Contra la corrupción, pero ¿cómo?
Se publicaron esta semana datos de Transparencia Internacional, que dicen medir los niveles de corrupción de 180 países en un índice que coloca en 0 a los “altamente corruptos” y en 100 a los “más limpios”. Al menos así lo presentan los medios de comunicación globales y locales que invitan a sus ciudadanos a conocer, en perspectiva comparada, cuánto mejoraron o empeoraron sus países en rectitud institucional. La Argentina y Brasil no solo salen empatados porque ambos alcanzan 38/100 puntos y comparten la posición 94/180 en el ranking, sino también porque a partir de 2019, con un gobierno de centro izquierda y otro de centro derecha, los dos redujeron sus puntajes.
Cierta forma contemporánea de la ignorancia cree que la verdad es numérica. No importa qué ni cómo se mida un fenómeno, cuanto más decimales resista su descripción más cerca estaremos de la objetividad. Lo llamativo es que, ante un coro generalizado de indignados que enjuicia a las instituciones políticas y administrativas de cada nación (dejando debajo siempre a las más pobres y desiguales como Somalía, Sudan o Haití y en la cima a las más ricas e igualitarias como Dinamarca, Alemania o Canadá), casi nadie se pregunta qué mide exactamente este índice, hasta qué punto refleja cambios significativos y sobre todo cuánto el aliento de esta sensibilidad global por la transparencia está contribuyendo a disminuir los delitos que denuncia.

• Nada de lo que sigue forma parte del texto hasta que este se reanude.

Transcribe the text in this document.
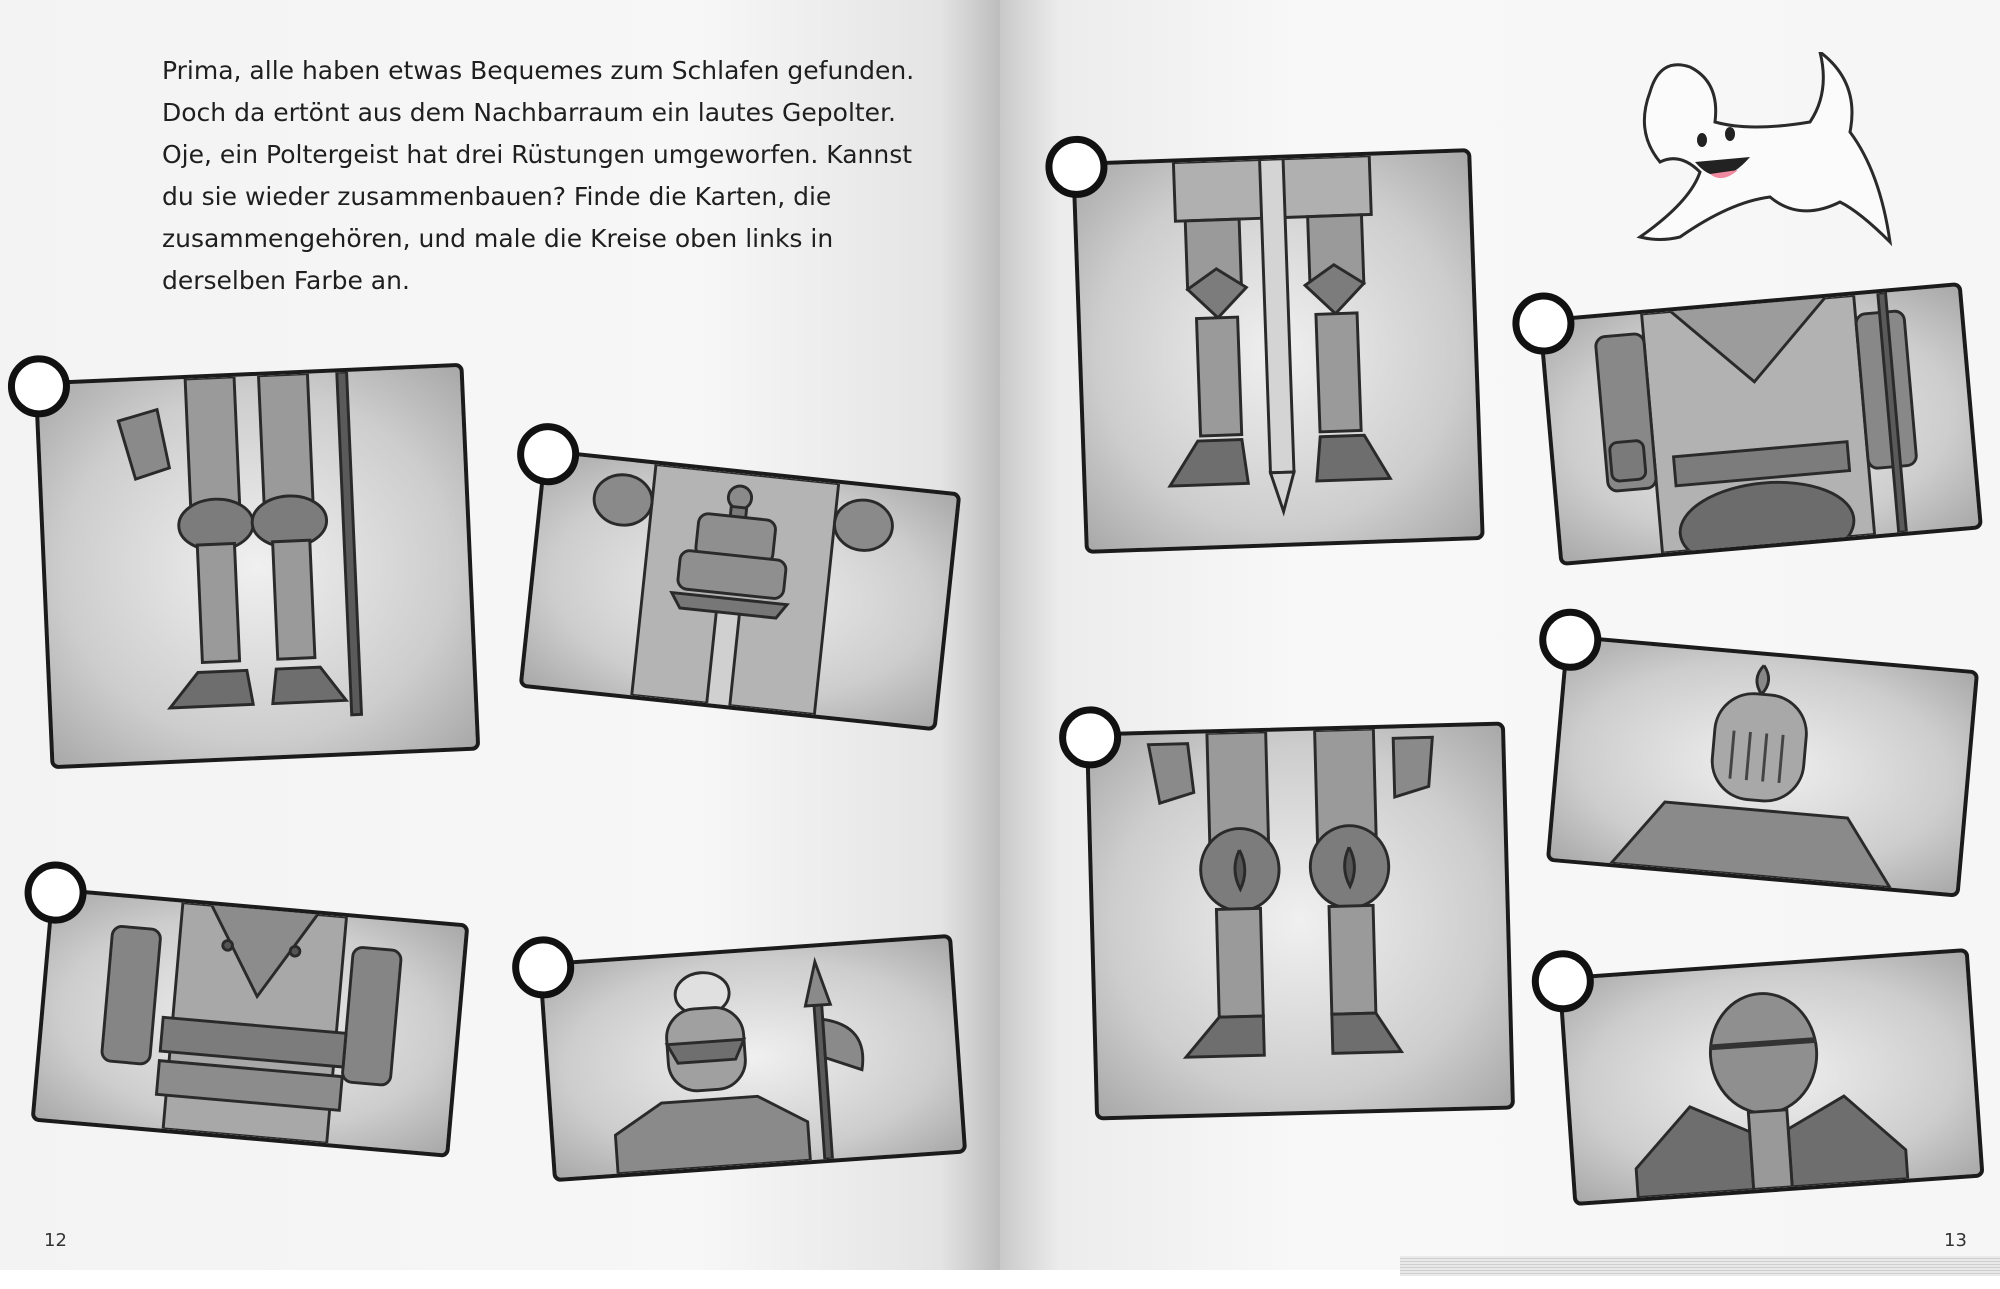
Prima, alle haben etwas Bequemes zum Schlafen gefunden. Doch da ertönt aus dem Nachbarraum ein lautes Gepolter. Oje, ein Poltergeist hat drei Rüstungen umgeworfen. Kannst du sie wieder zusammenbauen? Finde die Karten, die zusammengehören, und male die Kreise oben links in derselben Farbe an.

12	13
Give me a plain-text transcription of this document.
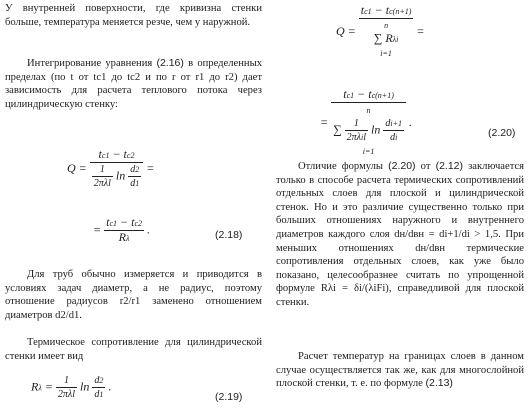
У внутренней поверхности, где кривизна стенки больше, температура меняется резче, чем у наружной.

Интегрирование уравнения (2.16) в определенных пределах (по t от tc1 до tc2 и по r от r1 до r2) дает зависимость для расчета теплового потока через цилиндрическую стенку:

$Q = \frac{tc1 - tc2}{\frac{1}{\text{2πλl}} \ln \frac{d2}{d1}}$ =
= $\frac{tc1 - tc2}{R\lambda}$ .	(2.18)

Для труб обычно измеряется и приводится в условиях задач диаметр, а не радиус, поэтому отношение радиусов r2/r1 заменено отношением диаметров d2/d1.

Термическое сопротивление для цилиндрической стенки имеет вид

$R\lambda = \frac{1}{\text{2πλl}}$ $\ln \frac{d2}{d1}$ .
(2.19)
Q =
tc1 − tc(n+1)
$^n$
∑ Rλi
i=1
=
=
tc1 − tc(n+1)
n
∑ $\frac{1}{\text{2πλil}}$ $\ln \frac{di+1}{di}$

i=1
.
(2.20)

Отличие формулы (2.20) от (2.12) заключается только в способе расчета термических сопротивлений отдельных слоев для плоской и цилиндрической стенок. Но и это различие существенно только при больших отношениях наружного и внутреннего диаметров каждого слоя dн/dвн = di+1/di > 1,5. При меньших отношениях dн/dвн термические сопротивления отдельных слоев, как уже было показано, целесообразнее считать по упрощенной формуле Rλi = δi/(λiFi), справедливой для плоской стенки.

Расчет температур на границах слоев в данном случае осуществляется так же, как для многослойной плоской стенки, т. е. по формуле (2.13)
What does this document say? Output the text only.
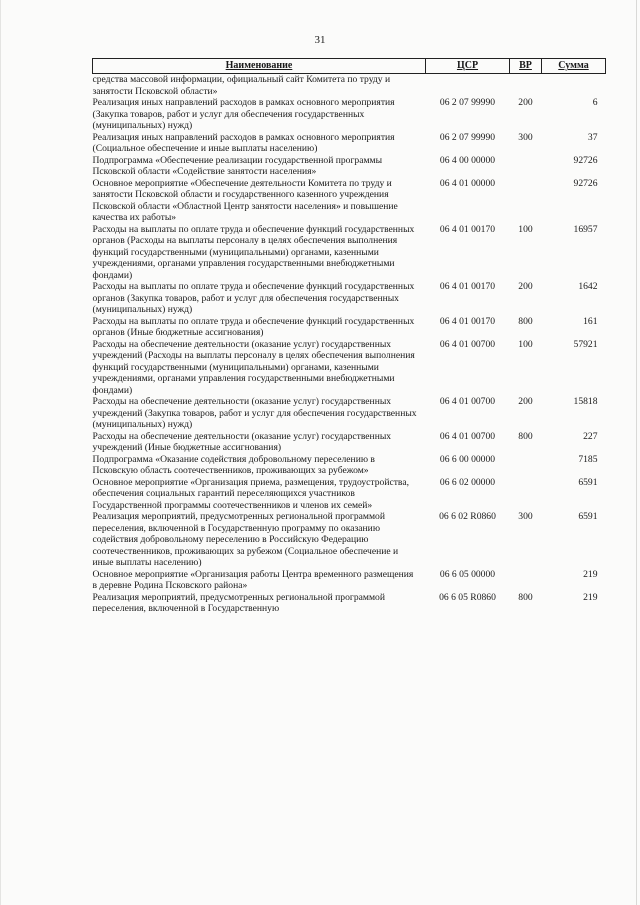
31
Наименование	ЦСР	ВР	Сумма
средства массовой информации, официальный сайт Комитета по труду и занятости Псковской области»			
Реализация иных направлений расходов в рамках основного мероприятия (Закупка товаров, работ и услуг для обеспечения государственных (муниципальных) нужд)	06 2 07 99990	200	6
Реализация иных направлений расходов в рамках основного мероприятия (Социальное обеспечение и иные выплаты населению)	06 2 07 99990	300	37
Подпрограмма «Обеспечение реализации государственной программы Псковской области «Содействие занятости населения»	06 4 00 00000		92726
Основное мероприятие «Обеспечение деятельности Комитета по труду и занятости Псковской области и государственного казенного учреждения Псковской области «Областной Центр занятости населения» и повышение качества их работы»	06 4 01 00000		92726
Расходы на выплаты по оплате труда и обеспечение функций государственных органов (Расходы на выплаты персоналу в целях обеспечения выполнения функций государственными (муниципальными) органами, казенными учреждениями, органами управления государственными внебюджетными фондами)	06 4 01 00170	100	16957
Расходы на выплаты по оплате труда и обеспечение функций государственных органов (Закупка товаров, работ и услуг для обеспечения государственных (муниципальных) нужд)	06 4 01 00170	200	1642
Расходы на выплаты по оплате труда и обеспечение функций государственных органов (Иные бюджетные ассигнования)	06 4 01 00170	800	161
Расходы на обеспечение деятельности (оказание услуг) государственных учреждений (Расходы на выплаты персоналу в целях обеспечения выполнения функций государственными (муниципальными) органами, казенными учреждениями, органами управления государственными внебюджетными фондами)	06 4 01 00700	100	57921
Расходы на обеспечение деятельности (оказание услуг) государственных учреждений (Закупка товаров, работ и услуг для обеспечения государственных (муниципальных) нужд)	06 4 01 00700	200	15818
Расходы на обеспечение деятельности (оказание услуг) государственных учреждений (Иные бюджетные ассигнования)	06 4 01 00700	800	227
Подпрограмма «Оказание содействия добровольному переселению в Псковскую область соотечественников, проживающих за рубежом»	06 6 00 00000		7185
Основное мероприятие «Организация приема, размещения, трудоустройства, обеспечения социальных гарантий переселяющихся участников Государственной программы соотечественников и членов их семей»	06 6 02 00000		6591
Реализация мероприятий, предусмотренных региональной программой переселения, включенной в Государственную программу по оказанию содействия добровольному переселению в Российскую Федерацию соотечественников, проживающих за рубежом (Социальное обеспечение и иные выплаты населению)	06 6 02 R0860	300	6591
Основное мероприятие «Организация работы Центра временного размещения в деревне Родина Псковского района»	06 6 05 00000		219
Реализация мероприятий, предусмотренных региональной программой переселения, включенной в Государственную	06 6 05 R0860	800	219
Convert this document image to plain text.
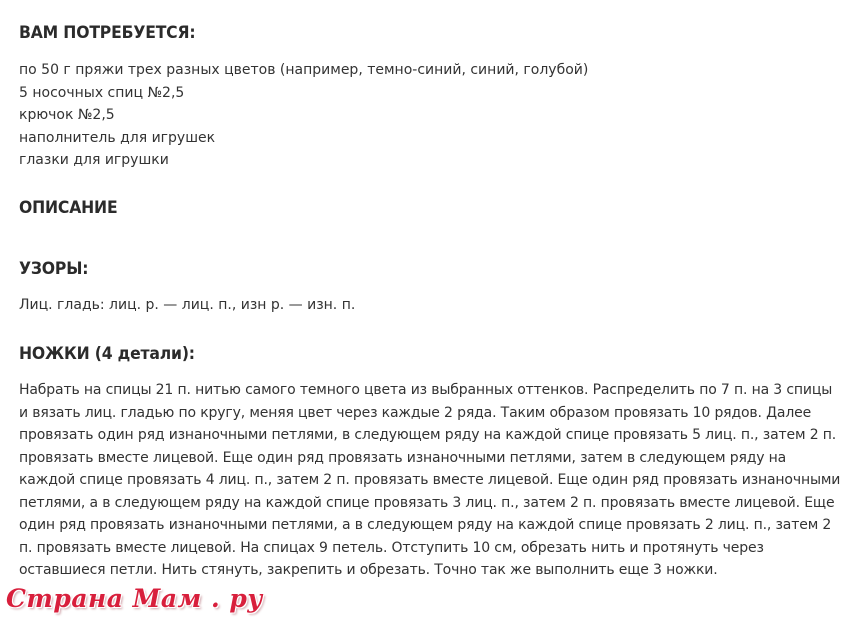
ВАМ ПОТРЕБУЕТСЯ:
по 50 г пряжи трех разных цветов (например, темно-синий, синий, голубой)
5 носочных спиц №2,5
крючок №2,5
наполнитель для игрушек
глазки для игрушки
ОПИСАНИЕ
УЗОРЫ:

Лиц. гладь: лиц. р. — лиц. п., изн р. — изн. п.

НОЖКИ (4 детали):

Набрать на спицы 21 п. нитью самого темного цвета из выбранных оттенков. Распределить по 7 п. на 3 спицы и вязать лиц. гладью по кругу, меняя цвет через каждые 2 ряда. Таким образом провязать 10 рядов. Далее провязать один ряд изнаночными петлями, в следующем ряду на каждой спице провязать 5 лиц. п., затем 2 п. провязать вместе лицевой. Еще один ряд провязать изнаночными петлями, затем в следующем ряду на каждой спице провязать 4 лиц. п., затем 2 п. провязать вместе лицевой. Еще один ряд провязать изнаночными петлями, а в следующем ряду на каждой спице провязать 3 лиц. п., затем 2 п. провязать вместе лицевой. Еще один ряд провязать изнаночными петлями, а в следующем ряду на каждой спице провязать 2 лиц. п., затем 2 п. провязать вместе лицевой. На спицах 9 петель. Отступить 10 см, обрезать нить и протянуть через оставшиеся петли. Нить стянуть, закрепить и обрезать. Точно так же выполнить еще 3 ножки.

Страна Мам . ру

Ante las complejidades que presenta definir jurídicamente el término corrupción, la dificultad que supone registrar prácticas ilegales y el hecho de que sus víctimas muchas veces ni se enteran de lo sucedido, Transparencia Internacional opta por medir percepciones. Es decir, no recuenta hechos concretos sino lo que un panel de expertos y empresarios opina como la situación imperante. Es notable observar la distancia entre las advertencias metodológicas que incluye el documento y las afirmaciones perentorias que acompañan la publicación. Mientras en las primeras se reconoce que el índice “no es un veredicto de los niveles de corrupción de naciones” (FAQ, p. 2), en la portada se denuncia que “...155 países no hicieron ningún progreso significativo contra la corrupción o incluso declinaron desde 2021.” Ni aquí ni en los medios que difunden los resultados hay mayores esfuerzos por contrastar estos índices con la renovación de autoridades, ni su correspondencia con la efectiva observación de los delitos sospechados.
Claro está, la preocupación es legítima, y muy grave que unos pocos se beneficien a costa de las mayorías. La cuestión, como plantea Sebastián Pereyra, es apreciar cuánto esta forma moralizada de concebir al fenómeno contribuye a revertirlo. Desde la perspectiva que transmiten estos índices y que tanto se popularizó en la Argentina, la corrupción remite a un conjunto preciso de personas con conductas perversas. La forma de combatir a esos seres y sus actos es develar sus fechorías (con escándalos), sancionar sus transgresiones (con juicios ejemplares) y diseñar dispositivos que alienten la rendición de cuentas (con crecientes controles administrativos). El problema es que mientras la sospecha se propaga, la frustración crece y, en el límite, se generaliza un resignado acostumbramiento, los juicios avanzan lento, casi nadie es condenado y los engorrosos procedimientos adoptados generan lo contrario de lo que dicen perseguir.
Mientras tanto, poco se dice de la corrupción como efecto sistémico de ordenes políticos, judiciales y administrativos que recurren a estos mecanismos espurios para solucionar sus problemas. Oficialismo y oposición, cuyas campañas se financian de manera oscura, prefieren denunciar a sus competidores como delincuentes y judicializar sus conflictos en lugar de resolverlos con las artes que les son propias. Ambos eligen seguir alimentando redes afines, en lugar de garantizar la independencia judicial. Por su parte, conscientes de los resortes que dictarán sus ascensos, los jueces se suplantan o se reconvierten según el clima político en el que les toque intervenir. A su vez, pocos piensan en fortalecer un funcionariado público que además de completar planillas de gastos irrisorios, tenga los conocimientos, la experiencia, la responsabilidad y sobre todo la dignidad que requieren las instituciones que se aspira a construir. Hay otras formas de resolver el problema. En la Red Marítima Anticorrupción, por ejemplo, en lugar de denunciar testimonialmente a los malos, se identificó el problema que resolvían esas prácticas condenables y se buscó solucionarlos de un modo más virtuoso para la comunidad.
Mientras las transgresiones a las normas se multiplican, nos quedan al menos los números. Con la fuerza de las estadísticas y la conciencia tranquila, sigamos replicando entonces el negocio complaciente e inocuo de esta nueva Inquisición.